Install Apache Airflow via pip
Choose the extras you actually need—postgres, mysql, or just sqlite.
pip install apache-airflow[postgres] --constraint "https://raw.githubusercontent.com/apache/airflow/constraints-2.7.0/constraints-3.8.txt"
Why the constraint file? Airflow is picky about which versions of its dependencies play nice together. The constraints file pins them to a known good combination.
Add an Airflow User and Home Directory
Airflow’s default home directory ($AIRFLOW_HOME) should be owned by a dedicated user to avoid permission headaches later.
sudo adduser --disabled-login airflow sudo mkdir /home/airflow/airflow sudo chown airflow:airflow /home/airflow/airflow
Without this, you’ll run into “Permission denied” errors when the scheduler tries to write logs.
Configure Airflow Settings
Drop a minimal airflow.cfg into your home.
cp ~/airflow-venv/lib/python3.8/site-packages/airflow/config_templates/airflow.cfg \ /home/airflow/airflow/airflow.cfg sed -i 's|#sql_alchemy_conn = sqlite:///'$AIRFLOW_HOME'/airflow.db|sql_alchemy_conn = postgresql+psycopg2://user:pass@localhost/airflow|' /home/airflow/airflow/airflow.cfg
Why edit airflow.cfg? The default uses SQLite, which is fine for experimentation but not production. Pointing it at PostgreSQL (or MySQL) gives you durability and better concurrency.
Initialize The Database
Run the DB migration scripts so Airflow knows how to store its metadata.

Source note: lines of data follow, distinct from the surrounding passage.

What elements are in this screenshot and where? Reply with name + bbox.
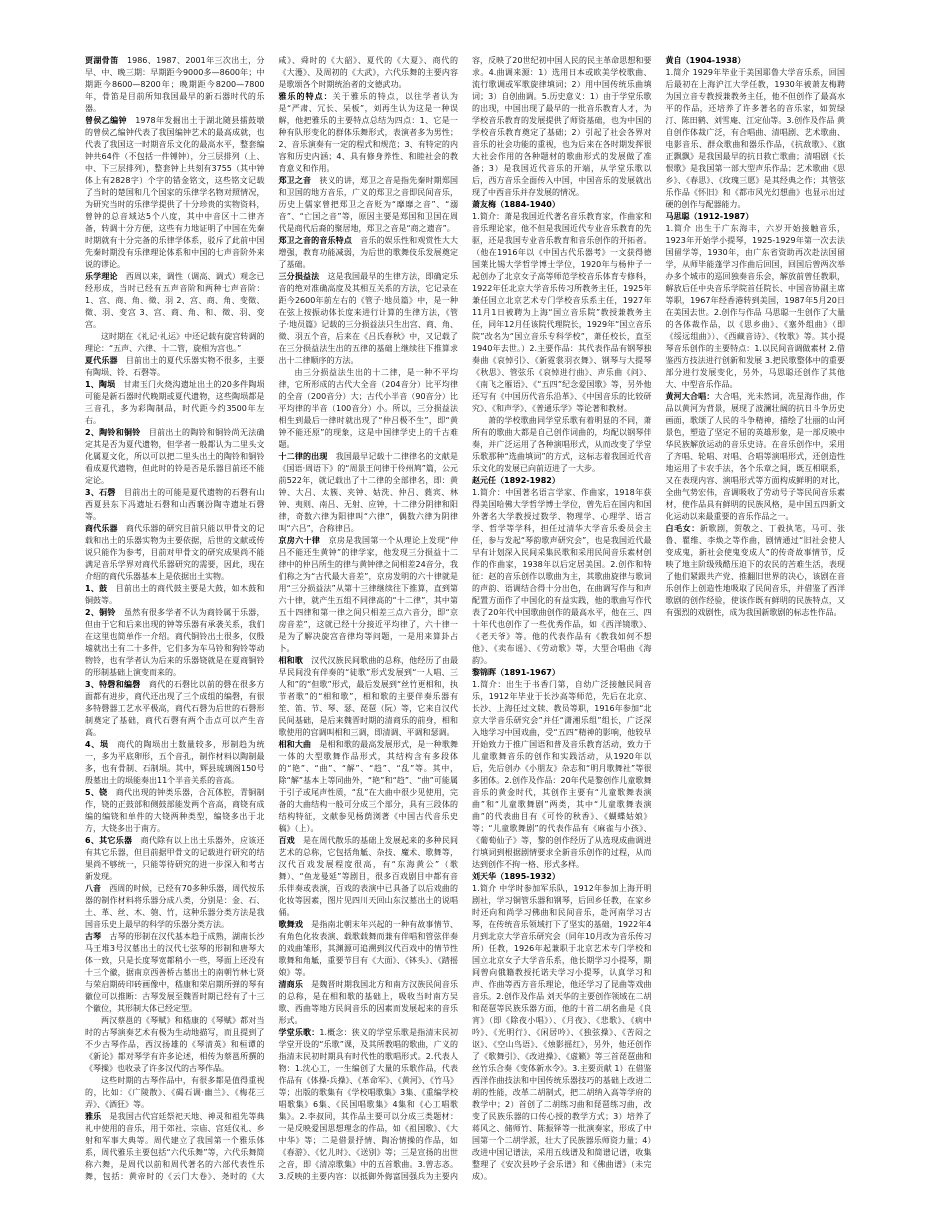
note-entry-term: 八音 xyxy=(85,884,101,893)
note-entry-term: 赵元任（1892-1982） xyxy=(472,475,652,487)
note-entry: 黄自（1904-1938）1.简介 1929年毕业于美国耶鲁大学音乐系，回国后最… xyxy=(666,55,846,211)
note-entry: 郑卫之音 狭义的讲，郑卫之音是指先秦时期郑国和卫国的地方音乐，广义的郑卫之音即民… xyxy=(279,175,459,235)
note-entry-term: 马思聪（1912-1987） xyxy=(666,211,846,223)
note-entry: 由三分损益法生出的十二律，是一种不平均律，它所形成的古代大全音（204音分）比平… xyxy=(279,367,459,451)
note-entry-term: 3、石磬 xyxy=(85,488,116,497)
note-entry-term: 萧友梅（1884-1940） xyxy=(472,199,652,211)
note-entry-term: 夏代乐器 xyxy=(85,356,118,365)
note-entry: 3、特磬和编磬 商代的石磬比以前的磬在很多方面都有进步，商代还出现了三个成组的编… xyxy=(85,679,265,739)
note-entry: 马思聪（1912-1987）1.简介 出生于广东海丰，六岁开始接触音乐，1923… xyxy=(666,211,846,391)
note-entry-term: 6、其它乐器 xyxy=(85,836,132,845)
note-entry-text: 1978年发掘出土于湖北随县擂鼓墩的曾侯乙编钟代表了我国编钟艺术的最高成就，也代… xyxy=(85,116,265,269)
note-entry-text: 两汉蔡邕的《琴赋》和嵇康的《琴赋》都对当时的古琴演奏艺术有极为生动地描写，而且提… xyxy=(85,1016,265,1073)
note-entry-text: 1.简介 1929年毕业于美国耶鲁大学音乐系，回国后最初在上海沪江大学任教，19… xyxy=(666,68,846,209)
study-notes-page: 贾湖骨笛 1986、1987、2001年三次出土，分早、中、晚三期：早期距今90… xyxy=(0,0,945,1223)
note-entry: 乐学理论 西周以来，调性（调高、调式）观念已经形成，当时已经有五声音阶和两种七声… xyxy=(85,271,265,331)
note-entry: 萧友梅（1884-1940）1.简介：萧是我国近代著名音乐教育家，作曲家和音乐理… xyxy=(472,199,652,415)
note-entry: 商代乐器 商代乐器的研究目前只能以甲骨文的记载和出土的乐器实物为主要依据，后世的… xyxy=(85,523,265,583)
note-entry-term: 雅乐的特点： xyxy=(279,92,333,101)
note-entry-term: 商代乐器 xyxy=(85,524,118,533)
note-entry: 2、铜铃 虽然有很多学者不认为商铃属于乐器，但由于它和后来出现的钟等乐器有承袭关… xyxy=(85,607,265,679)
note-entry-text: 汉代汉族民间歌曲的总称，他经历了由最早民间没有伴奏的“徒歌”形式发展到“一人唱、… xyxy=(279,656,459,737)
note-entry-term: 2、陶铃和铜铃 xyxy=(85,428,141,437)
note-entry-text: 是魏晋时期我国北方和南方汉族民间音乐的总称，是在相和歌的基础上，吸收当时南方吴歌… xyxy=(279,980,459,1025)
note-entry: 这些时期的古琴作品中，有很多都是值得重视的，比如：《广陵散》、《碣石调·幽兰》、… xyxy=(85,1075,265,1111)
note-entry-text: 是在周代散乐的基础上发展起来的多种民间艺术的总称，它包括角觝、杂技、魔术、歌舞等… xyxy=(279,836,459,917)
note-entry: 萧的学校歌曲同学堂乐歌有着明显的不同，萧所有的歌曲大都是自己创作词曲的，均配以钢… xyxy=(472,415,652,475)
note-entry: 十二律的出现 我国最早记载十二律律名的文献是《国语·周语下》的“周景王问律于伶州… xyxy=(279,451,459,535)
note-entry-text: 这时期在《礼记·礼运》中还记载有旋宫转调的理论：“五声、六律、十二管，旋相为宫也… xyxy=(85,332,265,353)
note-entry: 1、陶埙 甘肃玉门火烧沟遗址出土的20多件陶埙可能是新石器时代晚期或夏代遗物，这… xyxy=(85,379,265,427)
note-entry: 百戏 是在周代散乐的基础上发展起来的多种民间艺术的总称，它包括角觝、杂技、魔术、… xyxy=(279,835,459,919)
note-entry-term: 歌舞戏 xyxy=(279,920,304,929)
note-entry-term: 3、特磬和编磬 xyxy=(85,680,141,689)
note-entry: 4、埙 商代的陶埙出土数量较多，形制趋为统一，多为平底卵形，五个音孔，制作材料以… xyxy=(85,739,265,787)
note-entry-term: 百戏 xyxy=(279,836,295,845)
note-entry-term: 4、埙 xyxy=(85,740,109,749)
note-entry: 刘天华（1895-1932）1.简介 中学时参加军乐队，1912年参加上海开明剧… xyxy=(472,871,652,1183)
note-entry-text: 新歌剧，贺敬之、丁毅执笔，马可、张鲁、瞿维、李焕之等作曲，剧情通过“旧社会使人变… xyxy=(666,524,846,617)
note-entry: 赵元任（1892-1982）1.简介：中国著名语言学家、作曲家，1918年获得美… xyxy=(472,475,652,667)
note-entry-term: 2、铜铃 xyxy=(85,608,116,617)
note-entry-term: 曾侯乙编钟 xyxy=(85,116,127,125)
note-entry: 黄河大合唱：大合唱，光未然词，冼星海作曲，作品以黄河为背景，展现了波澜壮阔的抗日… xyxy=(666,391,846,523)
note-entry-term: 学堂乐歌： xyxy=(279,1028,320,1037)
notes-text-columns: 贾湖骨笛 1986、1987、2001年三次出土，分早、中、晚三期：早期距今90… xyxy=(85,55,845,1183)
note-entry: 两汉蔡邕的《琴赋》和嵇康的《琴赋》都对当时的古琴演奏艺术有极为生动地描写，而且提… xyxy=(85,1015,265,1075)
note-entry-text: 是指南北朝末年兴起的一种有故事情节、有角色化妆表演、载歌载舞而兼有伴唱和管弦伴奏… xyxy=(279,920,459,977)
note-entry-text: 虽然有很多学者不认为商铃属于乐器，但由于它和后来出现的钟等乐器有承袭关系，我们在… xyxy=(85,608,265,677)
note-entry-term: 雅乐 xyxy=(85,1112,101,1121)
note-entry-term: 相和歌 xyxy=(279,656,304,665)
note-entry-term: 三分损益法 xyxy=(279,272,320,281)
note-entry-term: 相和大曲 xyxy=(279,740,312,749)
note-entry: 雅乐的特点：关于雅乐的特点，以往学者认为是“严肃、冗长、呆板”，刘再生认为这是一… xyxy=(279,91,459,175)
note-entry-term: 黎锦晖（1891-1967） xyxy=(472,667,652,679)
note-entry-term: 刘天华（1895-1932） xyxy=(472,871,652,883)
note-entry-text: 1.简介：出生于书香门第，自幼广泛接触民间音乐，1912年毕业于长沙高等师范，先… xyxy=(472,680,652,869)
note-entry-text: 是相和歌的最高发展形式，是一种歌舞一体的大型歌舞作品形式，其结构含有多段体的“艳… xyxy=(279,740,459,833)
note-entry: 黎锦晖（1891-1967）1.简介：出生于书香门第，自幼广泛接触民间音乐，19… xyxy=(472,667,652,871)
note-entry-text: 古琴的形制在汉代基本趋于成熟，湖南长沙马王堆3号汉墓出土的汉代七弦琴的形制和唐琴… xyxy=(85,932,265,1013)
note-entry: 曾侯乙编钟 1978年发掘出土于湖北随县擂鼓墩的曾侯乙编钟代表了我国编钟艺术的最… xyxy=(85,115,265,271)
note-entry: 3、石磬 目前出土的可能是夏代遗物的石磬有山西夏县东下冯遗址石磬和山西襄汾陶寺遗… xyxy=(85,487,265,523)
note-entry-text: 京房是我国第一个从理论上发现“仲吕不能还生黄钟”的律学家，他发现三分损益十二律中… xyxy=(279,536,459,653)
note-entry-text: 1.简介 中学时参加军乐队，1912年参加上海开明剧社，学习铜管乐器和钢琴，后回… xyxy=(472,884,652,1181)
note-entry: 贾湖骨笛 1986、1987、2001年三次出土，分早、中、晚三期：早期距今90… xyxy=(85,55,265,115)
note-entry-text: 由三分损益法生出的十二律，是一种不平均律，它所形成的古代大全音（204音分）比平… xyxy=(279,368,459,449)
note-entry-text: 西周的时候，已经有70多种乐器，周代按乐器的制作材料将乐器分成八类，分别是：金、… xyxy=(85,884,265,929)
note-entry-term: 1、陶埙 xyxy=(85,380,115,389)
note-entry-text: 商代的陶埙出土数量较多，形制趋为统一，多为平底卵形，五个音孔，制作材料以陶制最多… xyxy=(85,740,265,785)
note-entry-text: 1.简介：中国著名语言学家、作曲家，1918年获得美国哈佛大学哲学博士学位，曾先… xyxy=(472,488,652,665)
note-entry-term: 白毛女： xyxy=(666,524,700,533)
note-entry-text: 目前出土的商代鼓主要是大鼓，如木鼓和铜鼓等。 xyxy=(85,584,265,605)
note-entry: 1、鼓 目前出土的商代鼓主要是大鼓，如木鼓和铜鼓等。 xyxy=(85,583,265,607)
note-entry-term: 黄自（1904-1938） xyxy=(666,55,846,67)
note-entry-text: 1.简介：萧是我国近代著名音乐教育家，作曲家和音乐理论家，他不但是我国近代专业音… xyxy=(472,212,652,413)
note-entry-text: 我国最早记载十二律律名的文献是《国语·周语下》的“周景王问律于伶州鸠”篇，公元前… xyxy=(279,452,459,533)
note-entry: 白毛女：新歌剧，贺敬之、丁毅执笔，马可、张鲁、瞿维、李焕之等作曲，剧情通过“旧社… xyxy=(666,523,846,619)
note-entry: 八音 西周的时候，已经有70多种乐器，周代按乐器的制作材料将乐器分成八类，分别是… xyxy=(85,883,265,931)
note-entry: 京房六十律 京房是我国第一个从理论上发现“仲吕不能还生黄钟”的律学家，他发现三分… xyxy=(279,535,459,655)
note-entry: 古琴 古琴的形制在汉代基本趋于成熟，湖南长沙马王堆3号汉墓出土的汉代七弦琴的形制… xyxy=(85,931,265,1015)
note-entry: 三分损益法 这是我国最早的生律方法，即确定乐音的绝对准确高度及其相互关系的方法，… xyxy=(279,271,459,367)
note-entry: 这时期在《礼记·礼运》中还记载有旋宫转调的理论：“五声、六律、十二管，旋相为宫也… xyxy=(85,331,265,355)
note-entry-text: 这是我国最早的生律方法，即确定乐音的绝对准确高度及其相互关系的方法，它记录在距今… xyxy=(279,272,459,365)
note-entry-term: 十二律的出现 xyxy=(279,452,328,461)
note-entry-term: 古琴 xyxy=(85,932,101,941)
note-entry-term: 5、铙 xyxy=(85,788,107,797)
note-entry-term: 黄河大合唱： xyxy=(666,392,715,401)
note-entry-term: 郑卫之音 xyxy=(279,176,312,185)
note-entry-text: 萧的学校歌曲同学堂乐歌有着明显的不同，萧所有的歌曲大都是自己创作词曲的，均配以钢… xyxy=(472,416,652,473)
note-entry: 相和歌 汉代汉族民间歌曲的总称，他经历了由最早民间没有伴奏的“徒歌”形式发展到“… xyxy=(279,655,459,739)
note-entry-term: 1、鼓 xyxy=(85,584,107,593)
note-entry: 歌舞戏 是指南北朝末年兴起的一种有故事情节、有角色化妆表演、载歌载舞而兼有伴唱和… xyxy=(279,919,459,979)
note-entry-term: 清商乐 xyxy=(279,980,304,989)
note-entry-term: 乐学理论 xyxy=(85,272,118,281)
note-entry-text: 关于雅乐的特点，以往学者认为是“严肃、冗长、呆板”，刘再生认为这是一种误解，他把… xyxy=(279,92,459,173)
note-entry-text: 商代出现的钟类乐器，合瓦体腔，青铜制作，铙的正鼓部和侧鼓部能发两个音高，商铙有成… xyxy=(85,788,265,833)
note-entry: 相和大曲 是相和歌的最高发展形式，是一种歌舞一体的大型歌舞作品形式，其结构含有多… xyxy=(279,739,459,835)
note-entry-term: 贾湖骨笛 xyxy=(85,56,119,65)
note-entry-text: 1.简介 出生于广东海丰，六岁开始接触音乐，1923年开始学小提琴，1925-1… xyxy=(666,224,846,389)
note-entry-term: 郑卫之音的音乐特点 xyxy=(279,236,353,245)
note-entry-text: 这些时期的古琴作品中，有很多都是值得重视的，比如：《广陵散》、《碣石调·幽兰》、… xyxy=(85,1076,265,1109)
note-entry: 2、陶铃和铜铃 目前出土的陶铃和铜铃尚无法确定其是否为夏代遗物，但学者一般都认为… xyxy=(85,427,265,487)
note-entry: 6、其它乐器 商代除有以上出土乐器外，应该还有其它乐器，但目前据甲骨文的记载进行… xyxy=(85,835,265,883)
note-entry: 郑卫之音的音乐特点 音乐的娱乐性和观赏性大大增强，教育功能减弱，为后世的歌舞伎乐… xyxy=(279,235,459,271)
note-entry: 清商乐 是魏晋时期我国北方和南方汉族民间音乐的总称，是在相和歌的基础上，吸收当时… xyxy=(279,979,459,1027)
note-entry-text: 大合唱，光未然词，冼星海作曲，作品以黄河为背景，展现了波澜壮阔的抗日斗争历史画面… xyxy=(666,392,846,521)
note-entry: 夏代乐器 目前出土的夏代乐器实物不很多，主要有陶埙、铃、石磬等。 xyxy=(85,355,265,379)
note-entry: 5、铙 商代出现的钟类乐器，合瓦体腔，青铜制作，铙的正鼓部和侧鼓部能发两个音高，… xyxy=(85,787,265,835)
note-entry-term: 京房六十律 xyxy=(279,536,321,545)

sudo -u airflow ~/airflow-venv/bin/airflow db init
If you skip this, the web server will barf about “no such table” on first load.
Start The Scheduler & Web Server
You can run them in separate terminals or use systemd for persistence.
sudo -u airflow ~/airflow-venv/bin/airflow scheduler & sudo -u airflow ~/airflow-venv/bin/airflow webserver --port 8080
The scheduler is the heartbeat; without it, DAGs never run. The web server lets you see that heartbeat in a browser.
Common Pitfalls
- Python version mismatch – Airflow 2.x requires Python 3.8+. If you’re on 3.9 or newer, install a virtual environment with the right interpreter.
- Library conflicts – A recent apt upgrade can pull in a new OpenSSL that breaks the compiled cryptography wheel. Re‑install Airflow after the upgrade to fix it.
- Permissions on log directories – The scheduler writes logs under $AIRFLOW_HOME/logs. Make sure the airflow user owns this folder.
That’s all the hard work. From here, you can drop your DAG files into /home/airflow/airflow/dags and watch them run.